If you understand this, you understand why Microsoft invests in more portable technologies (maybe not IE, but Office Apps on the web and Silverlight) even though those technologies might seem competitive to "pure Windows". It's all about establishing productive platforms, tools, and anchoring apps.
Windows is "a" platform. As the market continues to grow from millions to billions of devices, it also ramifies (since niches can become significant markets in their own right). Microsoft wants to apply the same tools+platform+apps strategy in adjacent emerging ecosystems where Windows isn't the answer.

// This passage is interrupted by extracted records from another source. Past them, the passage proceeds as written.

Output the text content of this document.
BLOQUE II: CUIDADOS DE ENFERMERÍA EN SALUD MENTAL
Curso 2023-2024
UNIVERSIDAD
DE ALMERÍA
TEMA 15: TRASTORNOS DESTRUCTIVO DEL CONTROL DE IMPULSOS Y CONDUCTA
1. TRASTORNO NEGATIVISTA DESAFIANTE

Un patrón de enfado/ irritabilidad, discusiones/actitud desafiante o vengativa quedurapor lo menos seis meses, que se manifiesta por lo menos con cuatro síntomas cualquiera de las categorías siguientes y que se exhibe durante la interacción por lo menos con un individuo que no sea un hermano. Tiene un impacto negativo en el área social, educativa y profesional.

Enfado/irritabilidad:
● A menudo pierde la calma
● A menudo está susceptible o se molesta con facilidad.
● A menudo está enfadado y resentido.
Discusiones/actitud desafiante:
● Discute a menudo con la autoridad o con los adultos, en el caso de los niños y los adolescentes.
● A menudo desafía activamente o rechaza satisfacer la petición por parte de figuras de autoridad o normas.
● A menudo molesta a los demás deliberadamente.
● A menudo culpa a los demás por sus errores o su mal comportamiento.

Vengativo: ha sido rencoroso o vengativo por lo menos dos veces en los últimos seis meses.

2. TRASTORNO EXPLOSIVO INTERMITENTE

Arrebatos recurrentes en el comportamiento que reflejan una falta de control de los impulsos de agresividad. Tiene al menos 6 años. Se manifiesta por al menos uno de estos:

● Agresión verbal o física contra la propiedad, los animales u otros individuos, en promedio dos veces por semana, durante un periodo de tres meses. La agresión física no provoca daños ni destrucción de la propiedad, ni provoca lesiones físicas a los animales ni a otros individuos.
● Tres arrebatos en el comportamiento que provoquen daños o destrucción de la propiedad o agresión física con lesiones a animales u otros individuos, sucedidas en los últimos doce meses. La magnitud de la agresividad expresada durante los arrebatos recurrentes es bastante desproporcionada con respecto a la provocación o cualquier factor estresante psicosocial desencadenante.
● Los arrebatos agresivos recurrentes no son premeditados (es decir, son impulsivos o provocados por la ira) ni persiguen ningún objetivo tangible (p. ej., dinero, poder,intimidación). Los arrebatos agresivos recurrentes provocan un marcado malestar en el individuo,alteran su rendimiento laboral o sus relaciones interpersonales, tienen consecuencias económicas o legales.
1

Whether it's Azure (a new platform for scalable SaaS/Grid), Silverlight, Office Web Apps, XBox, you should think of these as replicating the original *strategy* horizontally (not the same as scaling Windows).
Within each sub-ecosystem, Microsoft has recognized the need for a rich-to-reach continuum. If the company wants its products in front of as many folks as possible (to secure the ecosystem value as much as possible) it needs solutions which have some interoperability across the spectrum. Hence Office Apps for the Web (including a "free" ad-supported version) makes a lot of sense.